One of the most undervalued and unknown doctrines is Christian Liberty. These days fundamentalism is on the rise in the Reformed churches. People believe that the only way to combat the ever-increasing tide of secularism is to build high doctrinal sea walls to preserve the church from the flood of falsehood. They believe that if everyone toes the same doctrinal that uniformity of belief and conviction will preserve the church from compromise, decline, and devolution. The problem is that people envision doctrinal uniformity in areas about which the Bible says little to nothing: politics (think tax rates or universal healthcare), courtship (how to meet and marry your mate), or education (home schooling is the only way), for example. In the past I would have visitors come to my church and ask me, “Is this a courtship church?” “Is this a homeschool church?” “Does your church distribute voting guides?” There was an expected answer, and if I didn’t give it, people would hit the bricks. In a nutshell, many Christians elevate matters of personal conviction to doctrinal positions that should be universally confessed. Any failure to adhere to these convictions constitutes more than a mild disagreement but rather heterodoxy or worse—heresy!
We are not the first Christians to face such things and, blessedly, our theological forefathers thought the problem was significant enough to devote an entire chapter to the doctrine of Christian Liberty in the Westminster Confession of Faith (chp. 20). In brief, the doctrine of Christian Liberty maintains that only the doctrines of Scripture are morally binding, whereas the commandments of men are not, no matter how well intended or seemingly pious they might be. Only God has the right to bind our consciences, our fellow Christians do not. Personal convictions never rise to the level of divinely given commands. In a similar vein, even if people try to pass off their opinions as the teaching of Scripture, we still have God-given freedom through Christ’s mediatory work—our declaration of righteousness through faith alone in Christ alone sets us free from the curse of the law and anyone who would try to bind our consciences.

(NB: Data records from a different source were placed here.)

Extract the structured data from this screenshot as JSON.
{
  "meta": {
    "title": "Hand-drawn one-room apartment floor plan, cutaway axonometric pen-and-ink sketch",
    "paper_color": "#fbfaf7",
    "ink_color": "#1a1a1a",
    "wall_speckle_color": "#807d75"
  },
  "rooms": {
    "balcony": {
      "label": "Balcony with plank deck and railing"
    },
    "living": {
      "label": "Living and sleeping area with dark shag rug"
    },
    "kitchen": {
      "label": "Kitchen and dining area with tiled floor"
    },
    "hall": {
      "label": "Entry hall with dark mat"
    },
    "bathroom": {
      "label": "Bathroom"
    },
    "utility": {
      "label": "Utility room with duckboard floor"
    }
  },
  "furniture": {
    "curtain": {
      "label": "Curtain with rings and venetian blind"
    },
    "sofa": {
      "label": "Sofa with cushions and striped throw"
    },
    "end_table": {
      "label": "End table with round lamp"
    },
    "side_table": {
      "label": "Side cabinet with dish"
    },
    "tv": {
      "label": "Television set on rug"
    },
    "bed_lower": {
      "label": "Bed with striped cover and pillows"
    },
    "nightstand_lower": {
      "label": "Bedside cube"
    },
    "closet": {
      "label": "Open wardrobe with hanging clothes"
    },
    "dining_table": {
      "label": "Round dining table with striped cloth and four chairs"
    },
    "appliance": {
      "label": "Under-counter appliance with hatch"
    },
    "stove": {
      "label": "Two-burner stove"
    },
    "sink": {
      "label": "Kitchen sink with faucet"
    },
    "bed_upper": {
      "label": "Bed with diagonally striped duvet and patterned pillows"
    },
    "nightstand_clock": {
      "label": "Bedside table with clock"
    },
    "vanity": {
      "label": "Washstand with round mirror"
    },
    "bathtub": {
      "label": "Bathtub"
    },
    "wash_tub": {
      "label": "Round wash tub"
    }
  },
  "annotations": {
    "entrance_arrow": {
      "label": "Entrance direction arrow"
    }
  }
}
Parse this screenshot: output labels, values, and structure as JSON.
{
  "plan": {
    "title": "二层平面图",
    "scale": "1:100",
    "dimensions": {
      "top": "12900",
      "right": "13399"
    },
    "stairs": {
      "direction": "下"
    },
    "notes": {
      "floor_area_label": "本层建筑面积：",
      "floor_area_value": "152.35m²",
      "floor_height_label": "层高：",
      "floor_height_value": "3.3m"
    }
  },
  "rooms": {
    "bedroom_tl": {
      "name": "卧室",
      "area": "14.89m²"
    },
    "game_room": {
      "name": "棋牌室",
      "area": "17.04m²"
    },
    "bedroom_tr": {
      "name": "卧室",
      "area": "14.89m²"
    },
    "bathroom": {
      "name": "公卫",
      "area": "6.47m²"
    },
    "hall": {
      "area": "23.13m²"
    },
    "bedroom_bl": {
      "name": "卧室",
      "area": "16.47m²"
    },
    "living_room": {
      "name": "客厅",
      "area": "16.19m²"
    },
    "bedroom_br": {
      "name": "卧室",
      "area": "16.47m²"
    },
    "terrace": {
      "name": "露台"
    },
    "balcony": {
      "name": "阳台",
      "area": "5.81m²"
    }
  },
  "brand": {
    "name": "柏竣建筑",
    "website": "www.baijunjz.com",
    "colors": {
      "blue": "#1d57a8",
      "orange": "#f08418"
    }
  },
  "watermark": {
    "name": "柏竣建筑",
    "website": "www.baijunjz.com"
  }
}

During the sixteenth- and seventeenth-centuries Reformed theologians promoted the doctrine of Christian Liberty because the Roman Catholic Church prohibited the eating of meat on Fridays and also claimed that celibacy was a superior form of Christian devotion. The Reformers rejected such claims and held fast to the doctrine of Christian Liberty—they refused to submit to such teachings because they were the mere teaching of men, not morally binding imperatives of Scripture. We still have this same Christ-wrought Spirit applied freedom today.
We should be careful, therefore, whenever we make the claim to offer the “biblical” teaching about certain preferred ways of life. We do not want to apply this label to a mere human opinion let alone try to bind the consciences of others in the church. Conversely, we can relish the freedom Christ has given us through our justification—we only need to submit to the teaching of Scripture. Our Christian Liberty should never be a cover-up or pretense for sin. What Scripture forbids, we must never do.
In the end, we should never look for or try to build a fill-in-the-blank church. Is this a ____________ church? Politics (such as debatable public policy), dating vs. courtship, different convictions about schooling methods, or eating vegetables vs. meat (think Romans 14), should not be the things that people look for in a church. Rather, they should look for a church that bears the three marks: the right preaching of the gospel, the right administration of the sacraments, and the proper administration of church discipline. From there, they should look for a church where people with all sorts of different personal convictions rally, not around their personal opinions, but around Jesus and his gospel.